16 September 2019


I'm delighted and honoured to rise today to acknowledge the Australian Baha'i community, and in particular I extend the appreciation and support of this House to these people of peace, harmony and generosity. I wish to acknowledge the representatives who are tuning in and also those who are here today, including Dr Natalie Mobini, who I understand is in the gallery.

Australia is a successful model of diversity, and those of us here who are lucky to represent diverse electorates have the privilege of experiencing the success of our plurality every day. My electorate of Greenway in north-west Sydney is home to many different cultures and religions, and in communities such as mine, where cultural practices and theological views may differ, one thing is constant: respect is afforded to all. I say with very deep sincerity: the Baha'i community personify respect in their every action, with their enduring values of inclusivity and acceptance as core tenets of their belief system. It is accurate to say that the teachings of the Baha'i in this regard are intrinsically Australian values. In the promulgation of universal peace, 'Abdu'l-Baha's beautiful description of the oneness of humanity as being 'like that of a tree—the nations or peoples are the different limbs and the individual human creatures are the fruits and blossoms,' should serve as a reminder of our common ground. For parliamentarians in this place, often considering very contentious issues and in sometimes a most adversarial environment, I can think of no more important lesson than finding common ground—a lesson we should learn from our Baha'i constituents.

The Baha'i are also called to public service—a call that everyone in this place is familiar with. The pursuit of a world without prejudice, where women are afforded the same opportunities as men and all people live in the peace graced to them by their innate human dignity, are values that we Australians hold dear. All people, irrespective of their ethnic or cultural backgrounds or religious beliefs, should be afforded the right to live and worship peacefully. The persecution of the Baha'i community is a travesty. It is an affront to their human rights. As Australians we should stand with those who seek to manifest their beliefs peacefully and, as I said, respectfully. To that end, I extend my prayers and support to all people of the Baha'i faith who have experienced, or are or know those who are experiencing, religious persecution. I call on those in position of power to take action to stamp out this discrimination in all its manifestations. This motion is a good start.
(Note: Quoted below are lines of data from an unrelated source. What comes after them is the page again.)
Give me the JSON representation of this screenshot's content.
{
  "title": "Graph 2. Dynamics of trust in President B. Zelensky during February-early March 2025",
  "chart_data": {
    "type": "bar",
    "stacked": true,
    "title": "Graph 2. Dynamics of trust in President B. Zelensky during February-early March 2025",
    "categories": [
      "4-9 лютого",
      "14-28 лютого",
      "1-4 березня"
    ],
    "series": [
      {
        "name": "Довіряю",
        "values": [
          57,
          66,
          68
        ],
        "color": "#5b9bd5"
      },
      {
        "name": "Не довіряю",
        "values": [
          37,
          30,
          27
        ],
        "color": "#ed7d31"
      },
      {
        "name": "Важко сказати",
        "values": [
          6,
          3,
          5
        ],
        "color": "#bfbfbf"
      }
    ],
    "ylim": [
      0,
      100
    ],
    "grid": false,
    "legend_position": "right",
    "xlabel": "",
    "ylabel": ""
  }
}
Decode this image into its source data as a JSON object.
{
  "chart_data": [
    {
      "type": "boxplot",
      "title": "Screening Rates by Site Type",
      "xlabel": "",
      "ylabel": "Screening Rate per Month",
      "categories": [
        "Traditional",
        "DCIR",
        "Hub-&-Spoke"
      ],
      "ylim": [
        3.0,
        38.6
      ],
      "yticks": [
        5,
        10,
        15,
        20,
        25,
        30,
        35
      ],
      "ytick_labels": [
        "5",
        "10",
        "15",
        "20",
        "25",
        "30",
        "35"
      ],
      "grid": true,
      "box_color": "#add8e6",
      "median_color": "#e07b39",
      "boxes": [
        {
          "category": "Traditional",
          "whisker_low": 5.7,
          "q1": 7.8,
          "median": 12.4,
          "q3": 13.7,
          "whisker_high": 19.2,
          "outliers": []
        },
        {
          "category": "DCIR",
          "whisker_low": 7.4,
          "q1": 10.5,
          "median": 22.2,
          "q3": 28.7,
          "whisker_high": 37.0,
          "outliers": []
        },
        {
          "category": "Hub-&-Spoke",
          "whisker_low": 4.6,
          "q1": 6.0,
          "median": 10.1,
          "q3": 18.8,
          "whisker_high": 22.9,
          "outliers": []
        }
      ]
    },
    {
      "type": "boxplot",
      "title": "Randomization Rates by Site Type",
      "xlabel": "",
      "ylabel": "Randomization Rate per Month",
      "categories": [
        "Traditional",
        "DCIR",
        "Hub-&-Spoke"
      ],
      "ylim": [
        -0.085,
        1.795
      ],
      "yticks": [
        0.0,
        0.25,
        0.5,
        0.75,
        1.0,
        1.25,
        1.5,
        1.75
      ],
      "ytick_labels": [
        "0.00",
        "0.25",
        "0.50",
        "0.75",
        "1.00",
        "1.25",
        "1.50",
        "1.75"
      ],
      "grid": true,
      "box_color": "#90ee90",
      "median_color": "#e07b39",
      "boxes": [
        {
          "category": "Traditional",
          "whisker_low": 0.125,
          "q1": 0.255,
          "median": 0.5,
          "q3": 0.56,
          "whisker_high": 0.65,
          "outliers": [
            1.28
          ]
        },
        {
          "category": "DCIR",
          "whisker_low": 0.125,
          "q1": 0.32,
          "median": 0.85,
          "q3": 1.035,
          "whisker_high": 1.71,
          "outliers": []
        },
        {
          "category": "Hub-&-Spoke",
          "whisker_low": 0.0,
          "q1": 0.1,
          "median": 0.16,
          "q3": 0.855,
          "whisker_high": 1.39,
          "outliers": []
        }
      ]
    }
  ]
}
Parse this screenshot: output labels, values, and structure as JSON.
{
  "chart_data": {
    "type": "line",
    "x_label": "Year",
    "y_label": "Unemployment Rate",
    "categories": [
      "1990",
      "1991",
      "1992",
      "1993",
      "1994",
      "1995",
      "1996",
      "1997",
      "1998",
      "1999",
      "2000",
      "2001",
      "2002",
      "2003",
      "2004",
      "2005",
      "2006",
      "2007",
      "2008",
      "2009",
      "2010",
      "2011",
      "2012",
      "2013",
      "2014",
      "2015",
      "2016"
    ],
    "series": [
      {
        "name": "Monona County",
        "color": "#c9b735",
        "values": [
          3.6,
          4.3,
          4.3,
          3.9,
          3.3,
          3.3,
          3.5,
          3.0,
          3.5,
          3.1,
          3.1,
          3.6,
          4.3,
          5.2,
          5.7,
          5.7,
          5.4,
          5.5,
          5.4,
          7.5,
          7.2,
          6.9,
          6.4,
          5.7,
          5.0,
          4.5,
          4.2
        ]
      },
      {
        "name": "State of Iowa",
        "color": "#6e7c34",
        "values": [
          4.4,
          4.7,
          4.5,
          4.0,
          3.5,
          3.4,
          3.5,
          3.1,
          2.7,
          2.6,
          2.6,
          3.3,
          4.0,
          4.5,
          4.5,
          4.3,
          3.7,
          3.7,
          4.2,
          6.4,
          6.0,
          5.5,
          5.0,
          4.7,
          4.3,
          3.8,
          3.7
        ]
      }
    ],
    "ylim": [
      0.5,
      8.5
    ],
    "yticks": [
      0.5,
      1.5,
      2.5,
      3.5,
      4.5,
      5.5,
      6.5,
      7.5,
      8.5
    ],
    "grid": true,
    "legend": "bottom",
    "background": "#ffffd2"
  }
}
On behalf of my community, I would like to extend my best wishes to the Australian Baha'is on the upcoming bicentenary of the Baha'i faith and the birth of its founder, the Bab, in October this year. From my own experience, having attended the birthday celebrations in Silverwater in previous years, I know that this will be an opportunity for spiritual enlightenment and a refocusing on the Baha'i mission. I have always felt the warm welcome of the community at every Baha'i event that I have attended. It is a testament to your openness, your generosity and your hospitality. I hope that you enjoy this momentous occasion and take stock of your contribution to the diverse fabric of our Australian society.

In conclusion, I would like to personally thank Behzad Mirzaei, Vincent Takizad and Matt Shahidi, whom I have met with on several occasions and only recently, and the entire Blacktown Baha'i community. Over the years I have had the privilege of working closely with the Blacktown Baha'is, particularly at my annual Harmony Day morning teas. Again, I say most sincerely, now and again as a member of parliament you meet people who have an immediate impact for no other reason than simply wanting to share with you their beliefs and their faiths—no particular ask, but, as the previous speaker said, just the desire to explain, to be open and to extend hospitality. Thank you for doing that. It is something special. At every meeting I am left spiritually enriched.

Your devotion to community, your acceptance of others and your positive spirit help make Greenway one of the best places to live. It is only fitting that this place should extend the same warmth and appreciation to you. Congratulations and may you be blessed on the glorious occasion of your bicentenary.